Jornada decimosegunda

(Decimosegunda Estación). Los ladrones. Lc. 23, 33-43.

Se cumple inexorablemente el destino de Jesús, pero no está solo, dos “excluidos”, le acompañan. En esa situación, sigue mostrando Jesús todo su amor por los hombres, por todos los hombres; “Padre, perdónales, porque no saben lo que hacen”.  Amor capaz de perdonar, de interceder en favor del pecador, sin rencor… y una promesa, un regalo, “Te aseguro que hoy estarás conmigo en el Reino de los Cielos”.

El destino del creyente tiene un precio y una recompensa, el sacrificio, la abnegación, los desvelos de estos días, no son indiferentes a los ojos del Padre.

Danos un corazón puro, incapaz de guardar rencor, haznos capaces de vencer al mal y al miedo. Que nuestra vida, sea cual sea la circunstancia que nos toca vivir estos días, transmita amor y salvación a los que nos rodean.

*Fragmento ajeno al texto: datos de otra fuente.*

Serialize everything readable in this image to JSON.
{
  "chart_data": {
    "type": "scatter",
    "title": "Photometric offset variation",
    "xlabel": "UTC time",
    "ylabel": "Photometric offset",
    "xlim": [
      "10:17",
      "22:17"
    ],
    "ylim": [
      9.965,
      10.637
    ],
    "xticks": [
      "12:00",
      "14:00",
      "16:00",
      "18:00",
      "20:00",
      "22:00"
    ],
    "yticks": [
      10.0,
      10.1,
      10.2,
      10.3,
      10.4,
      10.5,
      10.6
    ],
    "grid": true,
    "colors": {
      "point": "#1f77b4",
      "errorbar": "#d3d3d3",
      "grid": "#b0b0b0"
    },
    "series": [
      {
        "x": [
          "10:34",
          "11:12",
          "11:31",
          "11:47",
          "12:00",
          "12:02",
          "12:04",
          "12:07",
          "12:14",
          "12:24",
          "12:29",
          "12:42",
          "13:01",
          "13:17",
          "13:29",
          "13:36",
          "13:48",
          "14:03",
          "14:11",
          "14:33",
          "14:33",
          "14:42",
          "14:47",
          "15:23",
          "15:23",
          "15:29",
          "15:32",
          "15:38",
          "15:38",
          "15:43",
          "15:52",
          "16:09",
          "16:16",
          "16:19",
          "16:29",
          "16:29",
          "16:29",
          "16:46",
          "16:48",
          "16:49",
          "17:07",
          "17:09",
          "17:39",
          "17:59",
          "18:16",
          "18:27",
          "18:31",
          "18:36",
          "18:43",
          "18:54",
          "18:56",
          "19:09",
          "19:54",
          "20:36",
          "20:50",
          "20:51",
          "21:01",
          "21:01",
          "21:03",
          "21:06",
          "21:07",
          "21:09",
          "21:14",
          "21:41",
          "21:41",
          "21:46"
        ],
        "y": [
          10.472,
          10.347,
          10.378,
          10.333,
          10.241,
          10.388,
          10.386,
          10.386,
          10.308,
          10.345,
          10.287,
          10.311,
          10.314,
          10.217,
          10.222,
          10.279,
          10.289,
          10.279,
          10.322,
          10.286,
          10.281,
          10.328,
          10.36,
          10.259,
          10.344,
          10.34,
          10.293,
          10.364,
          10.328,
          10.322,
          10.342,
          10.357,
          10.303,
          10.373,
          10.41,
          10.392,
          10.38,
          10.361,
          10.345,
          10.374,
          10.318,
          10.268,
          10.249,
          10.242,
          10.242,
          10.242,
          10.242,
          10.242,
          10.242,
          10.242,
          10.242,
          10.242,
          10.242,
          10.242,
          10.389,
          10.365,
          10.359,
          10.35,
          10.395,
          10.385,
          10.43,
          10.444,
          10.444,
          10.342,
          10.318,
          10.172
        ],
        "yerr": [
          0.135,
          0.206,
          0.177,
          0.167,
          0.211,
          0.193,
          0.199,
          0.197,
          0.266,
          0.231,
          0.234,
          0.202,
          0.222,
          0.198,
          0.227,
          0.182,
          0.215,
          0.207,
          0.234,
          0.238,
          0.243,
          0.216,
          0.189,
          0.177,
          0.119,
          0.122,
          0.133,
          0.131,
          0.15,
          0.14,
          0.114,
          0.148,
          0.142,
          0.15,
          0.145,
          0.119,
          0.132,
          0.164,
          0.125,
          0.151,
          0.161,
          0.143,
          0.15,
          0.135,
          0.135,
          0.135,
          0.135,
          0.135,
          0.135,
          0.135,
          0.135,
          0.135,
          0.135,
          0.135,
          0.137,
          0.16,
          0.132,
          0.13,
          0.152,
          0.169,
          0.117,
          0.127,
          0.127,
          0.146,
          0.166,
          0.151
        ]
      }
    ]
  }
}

“No es fácil permanecer en la cruz, en las pequeñas cruces de todos los días”.
“La salvación es para todos, incluso, preferentemente, para los que parecen malos”.
Papa Francisco.

Lc. 23, 33-43

Y cuando llegaron al lugar llamado de la Calavera, le crucificaron allí, y a los malhechores, uno a la derecha y otro a la izquierda. 34 Y Jesús decía: Padre, perdónalos, porque no saben lo que hacen. Y repartieron entre sí sus vestidos, echando suertes. 35 Y el pueblo estaba mirando; y aun los gobernantes se burlaban de él, diciendo: A otros salvó; sálvese a sí mismo, si éste es el Cristo, el escogido de Dios. 36 Los soldados también le escarnecían, acercándose y presentándole vinagre,37 y diciendo: Si tú eres el Rey de los judíos, sálvate a ti mismo. 
38 Había también sobre él un título escrito con letras griegas, latinas y hebreas: ESTE ES EL REY DE LOS JUDÍOS. 39 Y uno de los malhechores que estaban colgados le injuriaba, diciendo: Si tú eres el Cristo, sálvate a ti mismo y a nosotros. 40 Respondiendo el otro, le reprendió, diciendo: ¿Ni aun temes tú a Dios, estando en la misma condenación? 41 Nosotros, a la verdad, justamente padecemos, porque recibimos lo que merecieron nuestros hechos; mas éste ningún mal hizo. 42 Y dijo a Jesús: Acuérdate de mí cuando vengas en tu reino. 43 Entonces Jesús le dijo: De cierto te digo que hoy estarás conmigo en el paraíso.